Card Games / Street Signs / The Grave
Card Games
“If you play your cards right.”
He said teasingly.
But I am not here to play card games.
You cannot shuffle my deck.
“I laid my cards out on the table, so feel free to take them.”
But that’s not how I respond.
Instead I keep my poker face.
Pretending to enjoy your little game.
Street Signs
Isn’t it ironic that he lives on a one-way street?
I didn’t read the traffic sign until I got to the other side.
Laughing to myself, it was the perfect cosmic joke.
I saw the sign too late but all the clearer.
He loved like a one-way street.
After all, narcissists always do.
I chose to drive away against the traffic.
Away from him and his self-love, I drove towards myself.
Seeing the sign now I feel closer to myself than I’ve ever been.
The Grave
The grave she dug as a girl.
Now becoming unearthed.
Metal clangs. Shovel pierces the cold dirt.
Callouses beginning to grow on raw hands.
Biceps aching and sweat dripping.
Mind determined.
This grave.
The one she dug as a girl.
Is about to be unearthed…
Why did she dig a grave in the first place you ask?
After the trauma, something had to be buried.
A grave for her or a grave for IT.
So she dug IT a grave.
With no help at all.
No one to tell.
Who would believe her anyways?
Wiping her hands clean, dirt on her jeans.

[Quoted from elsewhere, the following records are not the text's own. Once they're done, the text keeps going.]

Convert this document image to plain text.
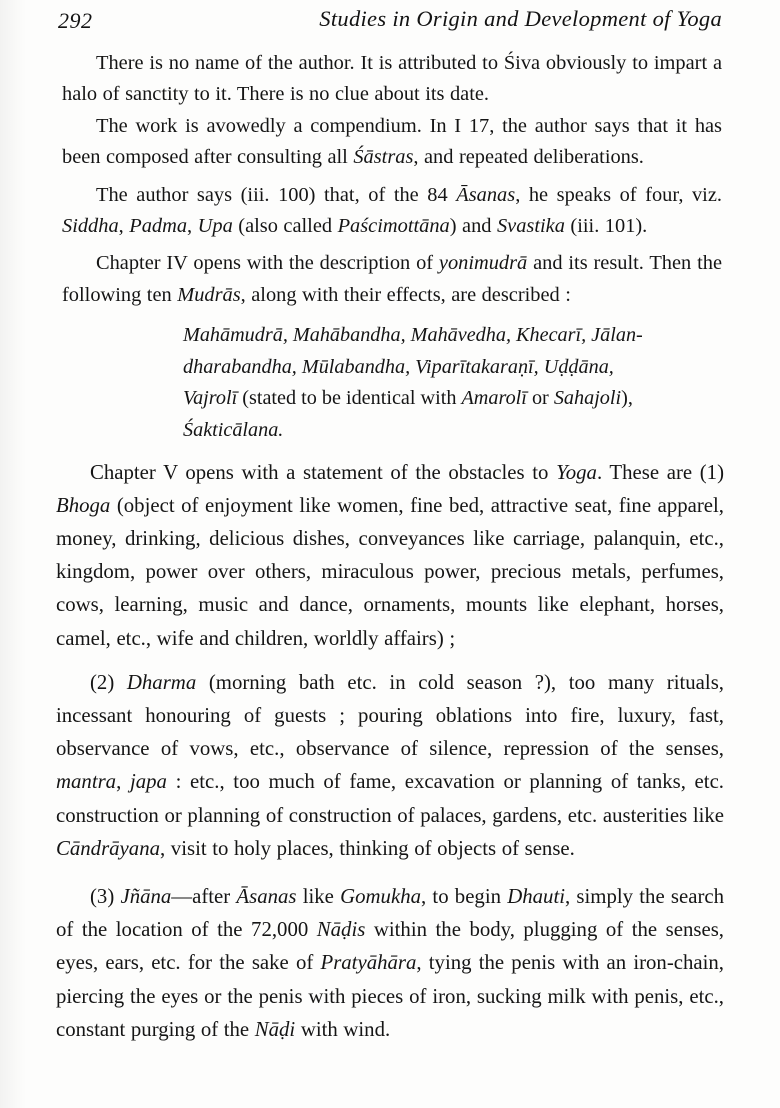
292	Studies in Origin and Development of Yoga

There is no name of the author. It is attributed to Śiva obviously to impart a halo of sanctity to it. There is no clue about its date.

The work is avowedly a compendium. In I 17, the author says that it has been composed after consulting all Śāstras, and repeated deliberations.

The author says (iii. 100) that, of the 84 Āsanas, he speaks of four, viz. Siddha, Padma, Upa (also called Paścimottāna) and Svastika (iii. 101).

Chapter IV opens with the description of yonimudrā and its result. Then the following ten Mudrās, along with their effects, are described :

Mahāmudrā, Mahābandha, Mahāvedha, Khecarī, Jālan-
dharabandha, Mūlabandha, Viparītakaraṇī, Uḍḍāna,
Vajrolī (stated to be identical with Amarolī or Sahajoli),
Śakticālana.

Chapter V opens with a statement of the obstacles to Yoga. These are (1) Bhoga (object of enjoyment like women, fine bed, attractive seat, fine apparel, money, drinking, delicious dishes, conveyances like carriage, palanquin, etc., kingdom, power over others, miraculous power, precious metals, perfumes, cows, learning, music and dance, ornaments, mounts like elephant, horses, camel, etc., wife and children, worldly affairs) ;

(2) Dharma (morning bath etc. in cold season ?), too many rituals, incessant honouring of guests ; pouring oblations into fire, luxury, fast, observance of vows, etc., observance of silence, repression of the senses, mantra, japa : etc., too much of fame, excavation or planning of tanks, etc. construction or planning of construction of palaces, gardens, etc. austerities like Cāndrāyana, visit to holy places, thinking of objects of sense.

(3) Jñāna—after Āsanas like Gomukha, to begin Dhauti, simply the search of the location of the 72,000 Nāḍis within the body, plugging of the senses, eyes, ears, etc. for the sake of Pratyāhāra, tying the penis with an iron-chain, piercing the eyes or the penis with pieces of iron, sucking milk with penis, etc., constant purging of the Nāḍi with wind.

She walks away and doesn’t look back.
But IT has an odd way of following her.
IT follows her when she walks alone at night.
Bushes rustling. Shadows jumping. Street lights flickering. Out.
Her heart racing. Mouth dry. Keys clenched tight in her fist.
Overwhelming fear.
Wishing she buried herself instead.
This is what IT wants.
Time passes.
She is ready to tell her friends about IT.
Most of them are on her side.
They tell her to leave the grave alone, “it wasn’t your fault.”
IT wasn’t her fault.
But still the grave she dug as a girl is there.
Rotting. Haunting. Waiting.
She knows she has to face IT.
Why did she dig a grave in the first place you ask?
She returns to the grave.
Shovel in hand.
Digging IT up.
Tears and sweat on her face.
The air sticking to her skin, thick and heavy as she tries to breathe.
Flashes coming back. Fear. Shame. Hate. IT. IT. IT.
She wants to jump into the grave.
But this grave is not for her.
IT never was.
She looks in now, surprised
This grave looks sweet and tender
A young version of herself, innocent, bruised.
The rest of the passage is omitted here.